Vianne and Sophie learn that the Fourniers’ butcher shop has been taken from them because they are Jewish. Sophie objects to this injustice, but Vianne silences her. Sophie accuses her mother of being afraid. When they return home, Beck tells Vianne that he has received a letter from her husband and that she can now send him care packages through Beck.

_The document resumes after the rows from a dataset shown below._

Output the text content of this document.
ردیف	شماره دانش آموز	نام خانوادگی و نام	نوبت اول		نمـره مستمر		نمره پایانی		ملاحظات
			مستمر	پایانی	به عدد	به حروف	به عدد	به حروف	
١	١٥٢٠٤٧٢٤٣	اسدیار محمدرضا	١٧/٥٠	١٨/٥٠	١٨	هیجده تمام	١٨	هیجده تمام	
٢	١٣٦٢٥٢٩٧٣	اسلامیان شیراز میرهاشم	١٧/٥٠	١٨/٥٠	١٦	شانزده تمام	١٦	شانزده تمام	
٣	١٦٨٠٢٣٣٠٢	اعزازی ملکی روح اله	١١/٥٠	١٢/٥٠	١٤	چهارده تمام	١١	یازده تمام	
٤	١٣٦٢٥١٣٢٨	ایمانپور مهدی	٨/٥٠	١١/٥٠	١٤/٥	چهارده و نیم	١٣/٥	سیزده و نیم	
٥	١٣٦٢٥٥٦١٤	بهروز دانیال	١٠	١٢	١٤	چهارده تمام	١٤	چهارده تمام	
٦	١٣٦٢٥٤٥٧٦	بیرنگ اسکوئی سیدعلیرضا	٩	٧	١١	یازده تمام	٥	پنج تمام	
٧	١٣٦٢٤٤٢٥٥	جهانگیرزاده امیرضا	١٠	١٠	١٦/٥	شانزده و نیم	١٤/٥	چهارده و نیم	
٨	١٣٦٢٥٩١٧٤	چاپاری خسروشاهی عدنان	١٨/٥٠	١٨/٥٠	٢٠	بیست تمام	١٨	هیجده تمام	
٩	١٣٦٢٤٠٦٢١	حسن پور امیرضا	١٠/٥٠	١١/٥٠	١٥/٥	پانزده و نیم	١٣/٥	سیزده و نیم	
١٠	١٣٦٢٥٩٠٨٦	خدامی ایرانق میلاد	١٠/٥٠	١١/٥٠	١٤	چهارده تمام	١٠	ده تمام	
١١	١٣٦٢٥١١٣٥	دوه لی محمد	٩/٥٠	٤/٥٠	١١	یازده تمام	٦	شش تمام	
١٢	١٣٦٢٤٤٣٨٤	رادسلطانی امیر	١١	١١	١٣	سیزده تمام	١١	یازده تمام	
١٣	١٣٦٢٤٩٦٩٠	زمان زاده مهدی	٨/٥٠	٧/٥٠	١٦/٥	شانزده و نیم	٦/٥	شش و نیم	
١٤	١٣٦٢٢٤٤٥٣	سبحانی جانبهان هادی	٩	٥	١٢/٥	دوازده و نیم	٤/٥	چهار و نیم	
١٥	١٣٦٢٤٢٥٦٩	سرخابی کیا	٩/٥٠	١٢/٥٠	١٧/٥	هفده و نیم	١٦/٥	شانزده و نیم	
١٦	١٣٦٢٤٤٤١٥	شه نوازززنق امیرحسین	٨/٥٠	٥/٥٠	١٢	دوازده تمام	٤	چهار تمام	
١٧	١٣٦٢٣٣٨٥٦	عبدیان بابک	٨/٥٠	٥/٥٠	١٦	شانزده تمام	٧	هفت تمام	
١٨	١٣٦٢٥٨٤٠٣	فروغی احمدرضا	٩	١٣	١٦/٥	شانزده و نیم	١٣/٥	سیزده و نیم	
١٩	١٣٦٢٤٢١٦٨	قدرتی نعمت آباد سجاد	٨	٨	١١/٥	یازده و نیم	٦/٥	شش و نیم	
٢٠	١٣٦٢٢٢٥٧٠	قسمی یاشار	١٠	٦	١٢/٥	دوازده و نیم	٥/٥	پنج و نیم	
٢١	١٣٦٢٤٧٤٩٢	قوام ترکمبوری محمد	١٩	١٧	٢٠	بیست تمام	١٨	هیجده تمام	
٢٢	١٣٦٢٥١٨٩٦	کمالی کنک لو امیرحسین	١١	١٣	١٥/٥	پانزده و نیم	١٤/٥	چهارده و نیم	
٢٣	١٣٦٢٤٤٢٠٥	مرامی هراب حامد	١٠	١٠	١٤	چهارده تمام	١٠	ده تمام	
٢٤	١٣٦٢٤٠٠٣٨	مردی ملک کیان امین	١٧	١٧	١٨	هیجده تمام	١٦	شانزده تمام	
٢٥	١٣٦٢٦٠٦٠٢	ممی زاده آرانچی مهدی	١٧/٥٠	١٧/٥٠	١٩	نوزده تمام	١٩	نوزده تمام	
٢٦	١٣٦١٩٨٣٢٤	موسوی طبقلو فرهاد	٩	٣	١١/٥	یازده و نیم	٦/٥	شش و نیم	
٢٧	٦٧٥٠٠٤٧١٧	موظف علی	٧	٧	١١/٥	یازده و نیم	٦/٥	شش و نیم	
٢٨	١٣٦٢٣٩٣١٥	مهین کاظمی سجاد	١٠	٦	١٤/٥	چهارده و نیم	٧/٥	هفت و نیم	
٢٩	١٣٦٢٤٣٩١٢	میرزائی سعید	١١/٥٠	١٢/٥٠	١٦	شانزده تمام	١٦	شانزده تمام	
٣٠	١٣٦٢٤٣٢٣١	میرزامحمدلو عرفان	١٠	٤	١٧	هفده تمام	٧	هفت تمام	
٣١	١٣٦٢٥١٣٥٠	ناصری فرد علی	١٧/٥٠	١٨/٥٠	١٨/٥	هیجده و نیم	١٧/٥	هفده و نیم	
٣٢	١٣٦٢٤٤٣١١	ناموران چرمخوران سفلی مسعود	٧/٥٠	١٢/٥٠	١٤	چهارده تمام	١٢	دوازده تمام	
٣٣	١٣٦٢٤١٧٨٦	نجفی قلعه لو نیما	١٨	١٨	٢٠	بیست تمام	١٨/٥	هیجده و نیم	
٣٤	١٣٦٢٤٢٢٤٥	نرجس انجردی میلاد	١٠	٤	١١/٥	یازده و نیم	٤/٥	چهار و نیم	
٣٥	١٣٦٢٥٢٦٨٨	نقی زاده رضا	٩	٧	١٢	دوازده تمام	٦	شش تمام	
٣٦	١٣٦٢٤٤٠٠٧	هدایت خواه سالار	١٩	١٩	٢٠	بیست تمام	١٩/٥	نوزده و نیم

Isabelle meets with the Parisian resistance members, who tell her that they are preparing a false identity for her. In the meantime, they ask her to begin delivering packages for them, warning that the consequences will be severe if she is caught. While they are talking, an airman from the British Royal Air Force (RAF) appears at the door, and Isabelle speaks to him in English because he cannot speak French. Isabelle returns home and tells her father that she plans to reopen his bookshop.

Analysis

In addition to Jews, Communists, and other groups considered “undesirable” by the Nazis, Allied pilots whose planes had been shot down were another group in need of protection in Nazi-occupied France. Caring for these pilots and smuggling them safely back to Allied territory became one of the resistance movement’s primary tasks. Isabelle’s ability to speak English makes her valuable in this effort because the majority of these pilots speak little or no French.

Isabelle realizes for the first time that being a woman fighting for the resistance comes with a unique set of risks. On the one hand, being a woman makes her less likely to arouse Nazi suspicion. If she is caught, however, she is more likely to be sexually abused, as a female resistance fighter named Anouk reminds her.